NUma doença silenciosa.
Uma primeira pergunta: você sabe o que é diabetes?
Assim como em nós, humanos, esse problema de origem hormonal afeta a capacidade do organismo em metabolizar o açúcar no sangue. O pâncreas produz um hormônio chamado insulina e é essa substância que se encarrega de levar as moléculas de glicose (açúcar) para serem transformadas em energia dentro das células. Porém, quando há deficiência nesse processo
e o corpo não consegue transformar açúcar em energia, se dá o diabetes. Tanto nos animais quanto nas pessoas ela se divide em dois tipos: o tipo 1 e o tipo 2. 
O tipo 1 ocorre quando o pâncreas não consegue produzir insulina o suficiente ou para de funcionar. 
Esse tipo é mais comum em cães, geralmente entre os 4 e 14 anos de idade, principalmente entre as fêmeas.
Algumas raças possuem uma pré-disposição a este tipo de doença como: Poodle Miniatura, Samoieda, Pug, Poodle Toy e Schnauzer Miniatura.
Já na diabetes tipo 2, ocorre quando o corpo produz insulina, mas o organismo não a utiliza corretamente. Esse tipo da doença afeta mais os gatos, sem, necessariamente, haver uma pré-disposição de raças.
Características e sintomas.
Os sintomas também são bastantes parecidos: no Tipo 1, o animal ingere muita água, urina com mais frequência e perde peso com muita facilidade. Se não for diagnosticada precocemente pode fazer com que o cão tenha catarata e diversos problemas de cicatrização. Já no tipo 2, o ganho de peso é mais notório. Os gatos enfrentam muita dor ao caminhar e o estado de prostração é nítido.

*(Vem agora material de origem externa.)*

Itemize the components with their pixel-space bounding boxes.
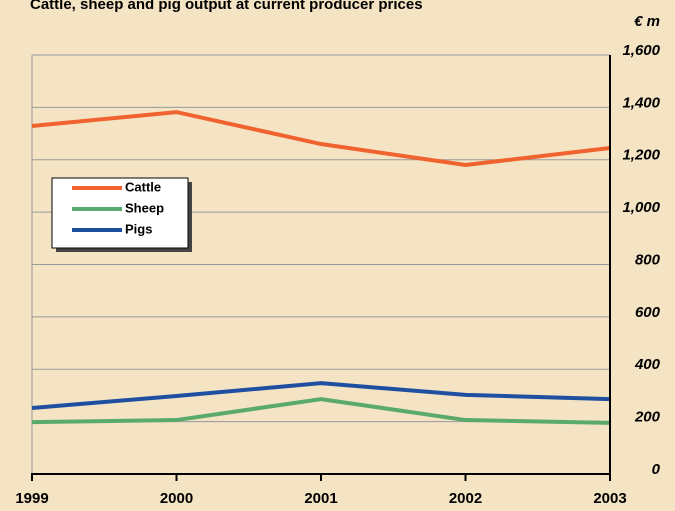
x-tick-label: 1999 (15, 490, 48, 507)
y-axis-label: € m (634, 13, 660, 30)
x-tick-label: 2001 (304, 490, 337, 507)
legend-label: Sheep (125, 200, 164, 215)
y-tick-label: 1,600 (622, 42, 660, 59)
y-tick-label: 800 (635, 251, 661, 268)
legend-label: Pigs (125, 221, 152, 236)
line (31, 397, 611, 425)
x-tick-label: 2003 (593, 490, 626, 507)
y-tick-label: 1,000 (622, 199, 660, 216)
y-tick-label: 400 (634, 356, 661, 373)
legend-label: Cattle (125, 179, 161, 194)
x-tick-label: 2000 (160, 490, 193, 507)
line (31, 381, 611, 411)
y-tick-label: 1,400 (622, 94, 660, 111)
x-tick-label: 2002 (449, 490, 482, 507)
line (31, 110, 611, 168)
y-tick-label: 600 (635, 304, 661, 321)
y-tick-label: 1,200 (622, 147, 660, 164)
y-tick-label: 0 (652, 461, 661, 478)
y-tick-label: 200 (634, 409, 661, 426)
chart-title: Cattle, sheep and pig output at current … (30, 0, 423, 13)
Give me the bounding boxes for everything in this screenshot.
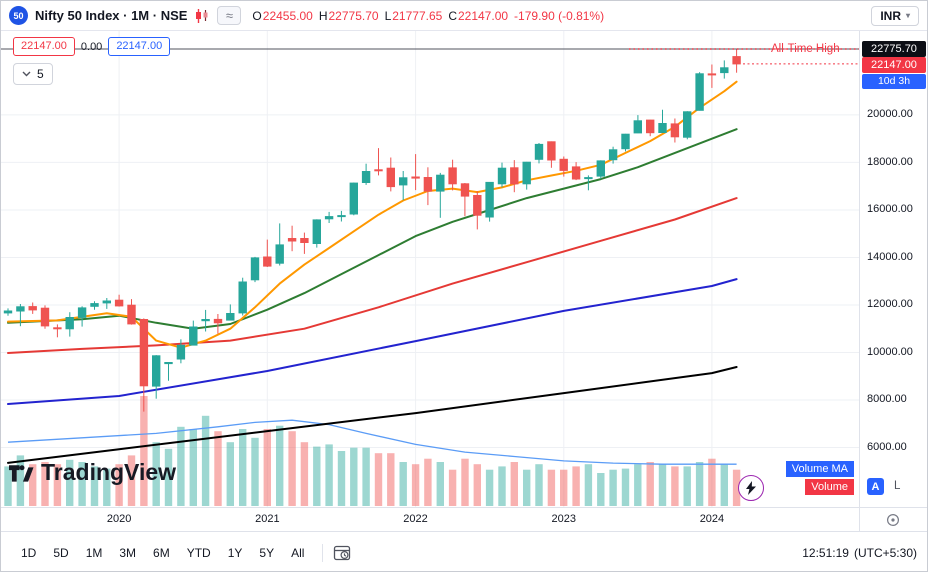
- axis-settings-icon[interactable]: [886, 513, 900, 527]
- low-value: 21777.65: [392, 8, 443, 23]
- high-value: 22775.70: [328, 8, 379, 23]
- axis-corner: [859, 507, 927, 531]
- y-axis-tick: 8000.00: [867, 393, 907, 406]
- range-button-ytd[interactable]: YTD: [179, 541, 219, 565]
- lightning-icon: [745, 481, 757, 495]
- chevron-down-icon: [22, 71, 31, 77]
- y-axis-tick: 16000.00: [867, 203, 913, 216]
- range-button-3m[interactable]: 3M: [111, 541, 144, 565]
- toolbar-divider: [322, 543, 324, 562]
- x-axis-label: 2020: [106, 513, 132, 525]
- currency-selector[interactable]: INR ▾: [871, 5, 919, 26]
- ath-price-box: 22775.70: [862, 41, 926, 57]
- x-axis-label: 2021: [255, 513, 280, 525]
- y-axis-tick: 20000.00: [867, 108, 913, 121]
- range-button-1d[interactable]: 1D: [13, 541, 44, 565]
- instant-order-button[interactable]: [738, 475, 764, 501]
- currency-value: INR: [880, 8, 901, 23]
- clock-time: 12:51:19: [802, 545, 849, 560]
- price-diff-value: 0.00: [80, 40, 103, 53]
- y-axis-tick: 6000.00: [867, 441, 907, 453]
- range-button-5y[interactable]: 5Y: [251, 541, 282, 565]
- auto-scale-button[interactable]: A: [867, 478, 884, 495]
- object-tree-count: 5: [37, 67, 44, 81]
- log-scale-button[interactable]: L: [894, 480, 901, 492]
- close-value: 22147.00: [457, 8, 509, 23]
- go-to-date-button[interactable]: [333, 544, 351, 562]
- x-axis-label: 2022: [403, 513, 428, 525]
- range-button-5d[interactable]: 5D: [45, 541, 76, 565]
- range-button-1y[interactable]: 1Y: [220, 541, 251, 565]
- watermark-text: TradingView: [41, 459, 177, 485]
- tradingview-logo-icon: [9, 462, 34, 484]
- symbol-logo[interactable]: 50: [9, 6, 28, 25]
- price-label-red[interactable]: 22147.00: [13, 37, 75, 56]
- volume-ma-badge[interactable]: Volume MA: [785, 461, 854, 477]
- price-label-blue[interactable]: 22147.00: [108, 37, 171, 56]
- range-button-6m[interactable]: 6M: [145, 541, 178, 565]
- price-chart-canvas[interactable]: [1, 1, 859, 507]
- x-axis-label: 2024: [699, 513, 725, 525]
- all-time-high-label: All-Time High: [771, 43, 840, 55]
- y-axis-tick: 12000.00: [867, 298, 913, 311]
- bottom-toolbar: 1D 5D 1M 3M 6M YTD 1Y 5Y All 12:51:19 (UTC+5:30): [1, 531, 927, 571]
- open-label: O: [252, 8, 262, 23]
- y-axis-tick: 14000.00: [867, 250, 913, 263]
- tradingview-watermark[interactable]: TradingView: [9, 459, 176, 486]
- bar-countdown-box: 10d 3h: [862, 73, 926, 89]
- price-axis[interactable]: 20000.00 18000.00 16000.00 14000.00 12000.00…: [859, 31, 927, 507]
- indicator-icon[interactable]: ≈: [217, 6, 242, 25]
- chart-type-candle-icon[interactable]: [194, 8, 210, 24]
- volume-badge[interactable]: Volume: [805, 479, 854, 495]
- low-label: L: [384, 8, 392, 23]
- y-axis-tick: 10000.00: [867, 345, 913, 358]
- object-tree-button[interactable]: 5: [13, 63, 53, 85]
- chart-header: 50 Nifty 50 Index · 1M · NSE ≈ O 22455.00…: [1, 1, 927, 31]
- close-label: C: [448, 8, 457, 23]
- price-line-labels: 22147.00 0.00 22147.00: [13, 37, 171, 56]
- high-label: H: [318, 8, 328, 23]
- x-axis-label: 2023: [551, 513, 576, 525]
- last-price-box: 22147.00: [862, 57, 926, 73]
- clock-timezone: (UTC+5:30): [853, 545, 917, 560]
- clock[interactable]: 12:51:19 (UTC+5:30): [802, 546, 917, 560]
- range-button-all[interactable]: All: [283, 541, 312, 565]
- chart-pane[interactable]: 22147.00 0.00 22147.00 5 All-Time High T…: [1, 1, 859, 507]
- chevron-down-icon: ▾: [905, 11, 910, 20]
- y-axis-tick: 18000.00: [867, 155, 913, 168]
- time-axis[interactable]: 2020 2021 2022 2023 2024: [1, 507, 859, 531]
- range-button-1m[interactable]: 1M: [78, 541, 111, 565]
- ohlc-values: O 22455.00 H 22775.70 L 21777.65 C 22147.00 …: [252, 9, 604, 23]
- change-value: -179.90 (-0.81%): [514, 8, 605, 23]
- open-value: 22455.00: [262, 8, 313, 23]
- symbol-title[interactable]: Nifty 50 Index · 1M · NSE: [35, 8, 188, 23]
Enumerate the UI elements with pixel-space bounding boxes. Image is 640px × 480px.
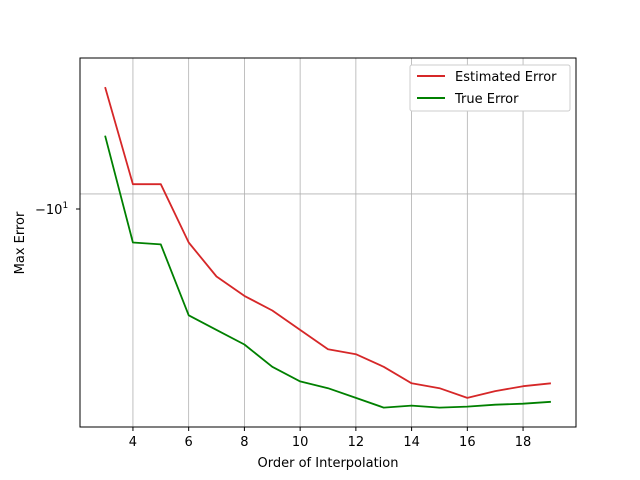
- x-tick-label: 6: [185, 435, 193, 450]
- x-tick-label: 12: [348, 435, 365, 450]
- estimated-error-line: [104, 86, 551, 399]
- x-tick-label: 14: [403, 435, 420, 450]
- legend: Estimated Error True Error: [409, 64, 571, 112]
- legend-label-true: True Error: [454, 92, 519, 107]
- y-axis-label: Max Error: [13, 211, 28, 274]
- x-tick-label: 16: [459, 435, 476, 450]
- x-tick-label: 8: [240, 435, 248, 450]
- x-tick-label: 10: [292, 435, 309, 450]
- x-axis-label: Order of Interpolation: [258, 456, 399, 471]
- plot-background: [80, 58, 576, 427]
- y-tick-exponent: 1: [62, 201, 68, 211]
- grid: [80, 58, 576, 427]
- y-ticks: −101: [35, 201, 80, 218]
- series-lines: [104, 86, 551, 409]
- x-tick-label: 18: [515, 435, 532, 450]
- y-tick-label: −101: [35, 201, 68, 218]
- legend-box: [409, 64, 571, 112]
- x-ticks: 4 6 8 10 12 14 16 18: [129, 427, 532, 450]
- x-tick-label: 4: [129, 435, 137, 450]
- true-error-line: [104, 135, 551, 409]
- plot-frame: [79, 57, 577, 428]
- legend-label-estimated: Estimated Error: [455, 70, 557, 85]
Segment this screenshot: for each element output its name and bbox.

O diagnóstico só pode ser feito com a ajuda de um veterinário através de um exame de sangue e o tratamento, geralmente, começa com um controle da alimentação, com rações e dietas específicas. Em alguns casos os cães necessitarão de doses de insulina, que deverão ser aplicadas sempre no mesmo horário, todos os dias. Já nos gatos, em alguns casos, não é necessário o uso de remédios.
Faça a sua parte.
Mesmo com a pré-disposição e cuidados, o dono deve fazer a sua parte. Estabelecer diariamente uma rotina de passeios e brincadeiras, manter o animal sempre ativo e evitar, por mais difícil que seja, oferecer comidas e petiscos fora de horário vão ajudar a manter a saúde e o bem estar de seu melhor amigo. Fique atento à qualquer alteração de peso e, sempre que
possível leve seu bichinho de estimação ao veterinário. Ele precisa desse carinho.